While the guidelines obviously provide a medical assessor with a degree of discretion in assigning WPI to Temski scarring, it remains necessary that the MA address the criteria to such an extent that an appeal panel understands the basis of his assessment. In this case, the medical practitioners who constituted the appeal panel could not discern the basis upon which MA had allocated 1% WPI. He did not refer to any of the criteria set out in Table 14.1.

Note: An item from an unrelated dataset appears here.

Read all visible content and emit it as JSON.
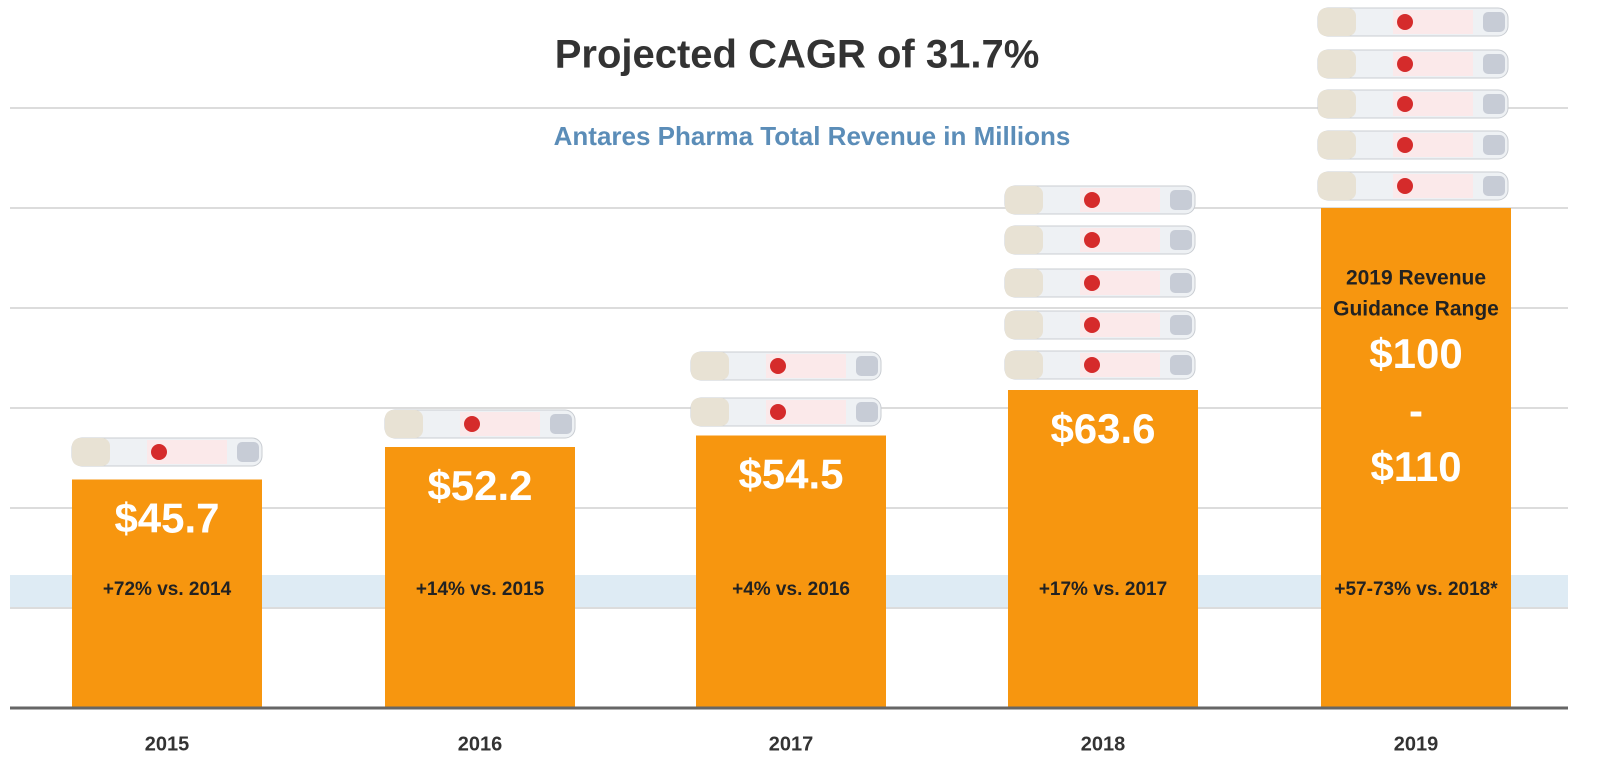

Following receipt of Dr Mastroianni’s report of his consultation with the appellant worker, the panel reconvened and discussed his findings and opinion as to assessment in respect of the surgical scar. Dr Mastroianni observed that the appellant was conscious of and able to locate the scar, and there was some colour contrast with the surrounding skin as a result of pigmentary changes. However, there were minimal trophic changes, suture marks were visible only on close inspection, the location of the scar was not visible with usual clothing, and even when the appellant wore shorts the scar was not obviously visible. There was no contour defect and no plausible effect on the appellants activities of daily living. The appellant needed no treatment and there was no adherence.
On considering these findings, the panel concluded that the surgical scar clearly fell within the descriptors for 1% WPI in Table 14.1. By contrast the findings did not readily fit with several of the descriptors for 2% WPI. The absence of clearly visible suture marks, obvious trophic changes and contour defects, and the lack of visibility of the scar with the usual clothing militated decidedly against such an allocation.
The panel noted that its assessment of scarring was identical with that reached by the MA on his assessment. In assessing 2% WPI, Dr Bodel referred to a “complex” surgical scar. This may have been an attempt to distinguish the scar from an “uncomplicated” scar. Chapter 14.6 of the Guidelines states that “uncomplicated scars for standard surgical procedures do not, of themselves, rate an impairment.” But to describe scar as complex does not readily assist in determining whether the descriptors for skin impairment in Table 14.1 are present. The panel concluded that there was nothing in Dr Bodel’s description of the scar which would detract from its certification of 1% WPI.
For these reasons, the appeal panel has determined that the MAC issued on 28 January 2021 should be confirmed.